Personal information
- Date of birth: 14 April 1988 (age 37)
- Place of birth: Wegberg, Germany
- Position: Midfielder

Youth career
- Tayport Thistle

Senior career*
- Years: Team / Apps / (Gls)
- 2006–2008: Dundee / 13 / (0)
- 2007: → Forfar Athletic (loan) / 1 / (0)
- 2007: → Montrose (loan) / 15 / (2)
- 2008–2009: Arbroath / 26 / (2)
- 2009–2012: Carnoustie Panmure /  / (30+)
- 2012–2015: Lochee United F.C.
- 2015–2016: Kelty Hearts FC / 30+ / (3)

International career
- 2006: Scotland U-17 / ? / (?)

= Scott Gates (footballer) =

German-born football midfielder (born 1988)

Scott Gates (born 14 April 1988) is a German-born football midfielder. The left winger rose through the Dundee ranks from the under-12 team to the full squad.

Gates was a former pupil of Madras College in St Andrews and played for Fife side Tayport Thistle, until joining Dundee FC Youth Development Squad aged 13. He made his first-team debut on 1 October 2005 against Brechin City in a Scottish Division 1 fixture whilst still only 17. He has continued to feature in the first team and has been capped at under-17 level for Scotland.

He joined Montrose on loan in July 2007, then Cowdenbeath in February 2008. He joined Arbroath on a one-year contract in May 2008 after being freed by Dundee.
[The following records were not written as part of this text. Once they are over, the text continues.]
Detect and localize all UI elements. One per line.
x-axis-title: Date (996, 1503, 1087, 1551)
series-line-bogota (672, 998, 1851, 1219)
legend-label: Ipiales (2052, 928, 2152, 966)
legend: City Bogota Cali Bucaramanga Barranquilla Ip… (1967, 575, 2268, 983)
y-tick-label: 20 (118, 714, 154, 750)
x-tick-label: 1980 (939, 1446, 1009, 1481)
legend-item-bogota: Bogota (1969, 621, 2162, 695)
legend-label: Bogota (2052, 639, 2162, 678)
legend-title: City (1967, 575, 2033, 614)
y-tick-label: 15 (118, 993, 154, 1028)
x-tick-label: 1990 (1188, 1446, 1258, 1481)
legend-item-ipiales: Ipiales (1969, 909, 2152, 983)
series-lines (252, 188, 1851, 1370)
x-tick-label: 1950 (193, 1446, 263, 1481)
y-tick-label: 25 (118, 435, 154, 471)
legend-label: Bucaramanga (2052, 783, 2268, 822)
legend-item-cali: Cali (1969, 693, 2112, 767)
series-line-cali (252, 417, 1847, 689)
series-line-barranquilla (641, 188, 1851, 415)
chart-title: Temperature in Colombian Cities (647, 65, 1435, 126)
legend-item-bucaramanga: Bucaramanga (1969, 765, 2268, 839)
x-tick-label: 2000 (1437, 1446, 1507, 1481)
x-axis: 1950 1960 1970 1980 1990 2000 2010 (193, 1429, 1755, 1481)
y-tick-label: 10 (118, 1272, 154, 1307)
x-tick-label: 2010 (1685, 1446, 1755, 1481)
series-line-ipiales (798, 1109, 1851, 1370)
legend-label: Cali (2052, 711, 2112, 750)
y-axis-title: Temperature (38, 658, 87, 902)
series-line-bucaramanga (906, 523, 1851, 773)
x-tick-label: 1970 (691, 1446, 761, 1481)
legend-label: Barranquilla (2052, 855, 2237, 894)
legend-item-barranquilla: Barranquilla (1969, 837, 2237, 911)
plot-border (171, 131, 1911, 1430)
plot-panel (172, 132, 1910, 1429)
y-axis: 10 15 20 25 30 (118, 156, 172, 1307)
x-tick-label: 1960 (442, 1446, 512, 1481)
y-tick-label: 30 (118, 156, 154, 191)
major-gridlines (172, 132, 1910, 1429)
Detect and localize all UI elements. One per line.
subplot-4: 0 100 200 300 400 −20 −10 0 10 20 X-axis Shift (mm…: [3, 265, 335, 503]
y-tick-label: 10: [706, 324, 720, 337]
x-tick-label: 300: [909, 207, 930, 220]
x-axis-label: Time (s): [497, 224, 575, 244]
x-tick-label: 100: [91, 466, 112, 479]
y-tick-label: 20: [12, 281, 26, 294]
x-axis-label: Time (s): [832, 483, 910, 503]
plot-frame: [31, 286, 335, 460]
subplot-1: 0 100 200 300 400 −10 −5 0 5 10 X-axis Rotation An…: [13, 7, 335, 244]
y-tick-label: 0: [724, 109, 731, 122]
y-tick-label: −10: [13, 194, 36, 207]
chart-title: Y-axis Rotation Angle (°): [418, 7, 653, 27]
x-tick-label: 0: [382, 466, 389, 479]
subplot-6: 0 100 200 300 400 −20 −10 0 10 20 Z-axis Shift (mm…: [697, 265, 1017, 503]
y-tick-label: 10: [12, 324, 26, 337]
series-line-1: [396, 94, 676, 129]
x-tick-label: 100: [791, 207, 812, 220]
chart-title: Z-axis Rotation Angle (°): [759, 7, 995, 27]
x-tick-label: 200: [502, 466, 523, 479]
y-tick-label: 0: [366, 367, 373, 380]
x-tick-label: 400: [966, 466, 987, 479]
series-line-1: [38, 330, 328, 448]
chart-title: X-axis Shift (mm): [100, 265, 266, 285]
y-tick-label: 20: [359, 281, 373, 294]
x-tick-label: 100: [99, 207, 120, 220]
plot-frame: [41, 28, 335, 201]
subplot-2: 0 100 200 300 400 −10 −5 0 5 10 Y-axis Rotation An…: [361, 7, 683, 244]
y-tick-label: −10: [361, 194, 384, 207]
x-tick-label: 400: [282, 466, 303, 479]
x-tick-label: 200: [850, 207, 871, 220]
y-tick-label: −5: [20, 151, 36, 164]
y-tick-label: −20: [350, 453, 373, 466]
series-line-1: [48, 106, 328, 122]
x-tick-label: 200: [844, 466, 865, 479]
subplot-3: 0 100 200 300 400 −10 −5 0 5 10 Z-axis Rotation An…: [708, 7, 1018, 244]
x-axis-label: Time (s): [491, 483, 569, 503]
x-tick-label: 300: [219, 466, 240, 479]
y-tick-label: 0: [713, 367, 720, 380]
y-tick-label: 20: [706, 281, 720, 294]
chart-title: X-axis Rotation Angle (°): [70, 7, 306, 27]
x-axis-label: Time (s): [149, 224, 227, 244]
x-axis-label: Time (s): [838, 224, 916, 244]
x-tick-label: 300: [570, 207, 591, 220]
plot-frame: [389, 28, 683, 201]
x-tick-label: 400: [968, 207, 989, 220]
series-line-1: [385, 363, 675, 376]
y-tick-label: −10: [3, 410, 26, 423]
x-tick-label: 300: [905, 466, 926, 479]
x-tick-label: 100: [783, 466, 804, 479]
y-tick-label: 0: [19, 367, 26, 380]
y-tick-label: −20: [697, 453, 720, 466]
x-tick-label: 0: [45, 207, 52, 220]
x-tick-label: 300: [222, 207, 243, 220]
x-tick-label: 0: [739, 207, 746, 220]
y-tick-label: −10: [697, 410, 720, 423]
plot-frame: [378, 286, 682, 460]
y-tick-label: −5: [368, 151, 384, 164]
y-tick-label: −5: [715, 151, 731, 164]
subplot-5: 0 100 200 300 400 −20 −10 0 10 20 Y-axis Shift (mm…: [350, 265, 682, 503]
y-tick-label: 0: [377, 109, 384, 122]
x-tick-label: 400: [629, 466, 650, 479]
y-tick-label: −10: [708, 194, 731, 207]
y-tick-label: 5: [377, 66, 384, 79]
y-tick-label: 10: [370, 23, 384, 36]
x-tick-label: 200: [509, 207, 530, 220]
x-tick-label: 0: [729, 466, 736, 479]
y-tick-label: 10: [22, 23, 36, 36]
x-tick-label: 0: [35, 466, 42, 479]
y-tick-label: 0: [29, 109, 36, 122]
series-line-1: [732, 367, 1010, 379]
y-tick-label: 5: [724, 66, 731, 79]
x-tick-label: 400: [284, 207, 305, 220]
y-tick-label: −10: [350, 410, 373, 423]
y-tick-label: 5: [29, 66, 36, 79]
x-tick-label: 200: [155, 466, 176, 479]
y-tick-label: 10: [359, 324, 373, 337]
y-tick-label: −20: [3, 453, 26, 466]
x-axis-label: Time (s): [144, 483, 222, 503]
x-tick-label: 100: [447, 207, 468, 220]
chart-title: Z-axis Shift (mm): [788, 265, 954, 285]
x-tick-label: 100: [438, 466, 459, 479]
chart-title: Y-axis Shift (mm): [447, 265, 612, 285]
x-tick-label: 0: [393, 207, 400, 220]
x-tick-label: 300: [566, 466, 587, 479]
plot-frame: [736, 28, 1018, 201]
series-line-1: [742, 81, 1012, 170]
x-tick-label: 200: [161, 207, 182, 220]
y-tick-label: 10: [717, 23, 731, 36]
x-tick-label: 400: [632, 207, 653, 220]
On 3 March 2009, Gates, who was recently released by Arbroath, signed for junior side Carnoustie Panmure. Gates, who started his career at Dundee, had a loan spell at Highland League Champions Cove Rangers earlier this season. After 3 seasons, the fans favourite moved to local rivals Lochee United in 2012. Gates spent a further 3 seasons at the Bluebells before joining the East Junior Champions Kelty Hearts FC.